The flight lifted off from Sechelt Airport at about 9:35 a.m. Ten minutes later, cruising about two nautical miles away from Bowen, the helicopter entered a section of severe turbulence, which led to a loss of control and “excessive flapping of the main rotor blades,” said the release. The main rotor blades severed the tail rotor driveshaft, so there was loss of “rotor thrust and yaw control.”
The pilots regained control but the Bell 212’s extreme attitude (it was inverted or nearly inverted, the report says) during that first loss of control likely caused the malfunction of the hydraulic system and caused an engine to shut down, explains the release. The flight controls became hard to manipulate and the pilots chose a large field on nearby Bowen Island for an emergency landing.

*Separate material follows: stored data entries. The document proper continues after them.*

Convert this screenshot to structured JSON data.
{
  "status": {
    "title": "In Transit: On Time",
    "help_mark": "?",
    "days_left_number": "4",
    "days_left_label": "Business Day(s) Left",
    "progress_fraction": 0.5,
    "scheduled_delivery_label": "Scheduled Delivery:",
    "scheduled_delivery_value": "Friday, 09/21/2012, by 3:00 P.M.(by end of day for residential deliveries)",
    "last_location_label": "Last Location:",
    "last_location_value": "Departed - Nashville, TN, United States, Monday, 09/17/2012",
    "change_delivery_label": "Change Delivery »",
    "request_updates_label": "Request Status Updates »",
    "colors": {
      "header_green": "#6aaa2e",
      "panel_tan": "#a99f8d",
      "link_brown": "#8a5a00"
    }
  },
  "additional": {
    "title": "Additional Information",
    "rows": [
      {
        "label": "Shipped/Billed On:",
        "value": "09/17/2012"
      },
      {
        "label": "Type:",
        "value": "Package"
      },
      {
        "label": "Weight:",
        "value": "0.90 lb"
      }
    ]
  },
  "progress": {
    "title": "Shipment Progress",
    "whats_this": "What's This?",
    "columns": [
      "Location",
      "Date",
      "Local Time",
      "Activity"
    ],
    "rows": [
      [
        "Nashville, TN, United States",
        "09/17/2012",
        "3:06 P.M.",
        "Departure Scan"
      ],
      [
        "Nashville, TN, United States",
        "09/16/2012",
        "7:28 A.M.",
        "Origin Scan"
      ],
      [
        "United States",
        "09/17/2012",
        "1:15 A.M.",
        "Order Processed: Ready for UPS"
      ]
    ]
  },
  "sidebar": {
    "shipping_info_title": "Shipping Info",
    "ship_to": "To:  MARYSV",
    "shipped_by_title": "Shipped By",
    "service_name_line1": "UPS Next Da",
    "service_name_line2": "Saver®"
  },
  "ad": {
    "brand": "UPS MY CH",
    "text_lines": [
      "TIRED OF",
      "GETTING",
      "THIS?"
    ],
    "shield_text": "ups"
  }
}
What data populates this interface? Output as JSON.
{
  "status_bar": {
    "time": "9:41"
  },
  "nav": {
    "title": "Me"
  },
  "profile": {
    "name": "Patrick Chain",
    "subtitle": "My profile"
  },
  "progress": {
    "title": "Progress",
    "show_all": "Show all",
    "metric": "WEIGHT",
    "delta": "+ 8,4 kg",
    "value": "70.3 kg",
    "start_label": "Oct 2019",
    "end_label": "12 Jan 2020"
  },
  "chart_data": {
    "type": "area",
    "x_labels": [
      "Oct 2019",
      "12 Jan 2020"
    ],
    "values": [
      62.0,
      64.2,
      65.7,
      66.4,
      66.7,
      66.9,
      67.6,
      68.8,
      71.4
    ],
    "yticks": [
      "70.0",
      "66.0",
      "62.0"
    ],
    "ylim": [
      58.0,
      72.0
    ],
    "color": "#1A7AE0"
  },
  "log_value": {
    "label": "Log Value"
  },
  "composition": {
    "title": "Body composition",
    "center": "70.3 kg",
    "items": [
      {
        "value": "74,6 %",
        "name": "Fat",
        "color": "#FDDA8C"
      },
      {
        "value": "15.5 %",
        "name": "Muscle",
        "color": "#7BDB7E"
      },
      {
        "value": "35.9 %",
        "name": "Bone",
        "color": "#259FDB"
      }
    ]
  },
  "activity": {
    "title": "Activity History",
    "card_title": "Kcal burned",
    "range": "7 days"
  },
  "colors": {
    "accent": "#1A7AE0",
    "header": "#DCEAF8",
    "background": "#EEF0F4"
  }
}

When the helicopter slowed for landing, the absence of tail rotor thrust (because the drive shaft had been severed, which the pilots didn’t know) resulted in losing yaw control and the helicopter began a rapid spin to the right. After several rotations, the helicopter hit trees and came to a rest upside down on a rocky ridge in the Mount Gardner area (northwest corner) of Bowen, according to the report. Photos of the incident showed the fuselage rested against a large tree on the cliffside.
While both pilots were injured, they walked away from the crash. The investigation found that the pilots’ flight helmets and four-point safety belts reduced the severity of their injuries and they were able to exit the helicopter quickly.
At the time of the crash, there was unanimity among first responders that the pilots were two of the luckiest guys going – the Bowen Island Fire Department thought they would be attending a much grimmer scene. “But the two, they were just sitting there. And there were a few little cuts on their hands and that’s about it,” the island’s deputy fire chief told the Bowen Island Undercurrent at the time.
Paul Tosczak, owner and operator of Airspan Helicopters, was one of the two pilots in the helicopter. While the experience was awful, he's now also thankful for the gift of perspective he’s gained. “It was a terrible thing. I wish it never happened,” Tosczak said in an interview on July 28, after the report was released. “[But] it's made me a better person, a better owner-operator, a better pilot and more of an experienced or well-rounded person.
“Talk with older guys in the aviation community, it's like 'Paul, you got a lifetime experience in three minutes.'”
Airspan temporarily suspended operations following the incident and did an internal safety investigation, said the TSB release, and took actions to mitigate future incidents.
The biggest change is that company won’t fly in forecasted severe turbulence or inclement weather anymore, said Tosczak.